This was supposed to be a summer in which President Obama’s political operation could work on fine-tuning its midterm message and making the Democrats’ case to voters. But as congressional races have started to heat up, the White House has consistently found itself distracted and paralyzed by A Series of Unfortunate Events.
Take this week. The administration rolled out a student-loan initiative intended to provide relief to overburdened graduates while, ideally, also motivating some of them to come to the polls in the fall to support Democrats. But White House aides instead found themselves still fending off questions about the Bowe Bergdahl prisoner swap, a hoped-for feel-good moment that went bad in a hurry. Later in the week, a speech on college affordability was overshadowed by bad news from Iraq, as events there swiftly seized the spotlight. Moreover, the two most-talked about people of the week were Eric Cantor and Hillary Clinton, not the president of the United States.
The rocky week came right on the heels of a Veterans Administration scandal caught the White House flat-footed and amid a crisis in Ukraine that shows no sign of abating despite the administration’s best diplomatic efforts. To make matters worse, the steady economic progress that many had anticipated this year has come only in dribs and drabs. And the president’s approval rating remains mired in the low 40s, unlikely to rebound soon.

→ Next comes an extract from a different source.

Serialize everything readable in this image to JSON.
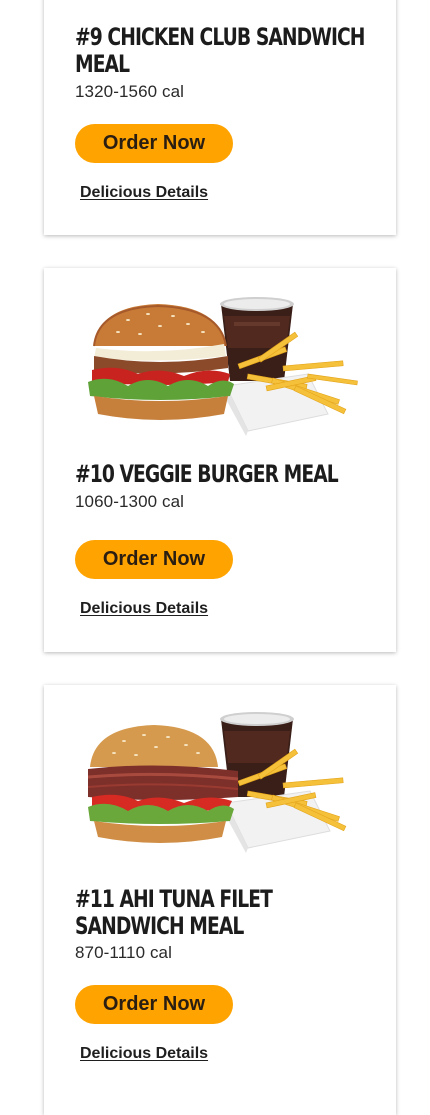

All of it has made crafting any sort of coherent stay-the-course message a challenge, to put it mildly. Questions remain, too, about whether this White House is more committed to the president’s liberal legacy than to backstopping endangered Democrats. The Environmental Protection Agency’s new power-plant regulations, for example, couldn’t have landed at a worse time for Sen. Mary Landrieu in Louisiana or Senate aspirant Alison Lundergan Grimes in Kentucky — two embattled Democratic candidates in fossil-fuel states. Nor has the administration shown any inclination to approve the Keystone XL pipeline any time soon, a move that would help them and other candidates in similar straits.
The White House isn’t making any apologies for letting events dictate its week-to-week posture. “Look, I think we’d like to be talking about the economic future of the country,” John Podesta, a senior adviser to Obama, said at a recent breakfast with reporters. “But the president has an obligation when there is a problem, as we found in the scheduling at the VA, that you have to tackle it. When there is an opportunity to bring Sergeant Bergdahl home, it’s a tough call. But you have to make it. And that just gets served up to you.”
While Podesta maintained that Obama “has been out there talking about the issues that are important to the American public,” he was also quick to note that the president is “not on the ballot. They are. They are going to have to make the case to their own constituents.”
Obama, Podesta said, “will engage when it is appropriate.”
That assurance may sound all too familiar to Democrats who have been waiting patiently — or not so patiently — for the White House to come up with a better economic story to tell voters. (In some circles, the long-discussed “pivot to jobs” has become sort of a running gag.) “All the research we see says jobs [are] the No. 1 concern of voters,” said Steve Murphy, a Democratic strategist who frequently conducts focus groups nationwide. “From that standpoint, we could use more emphasis on creating good jobs in this country.”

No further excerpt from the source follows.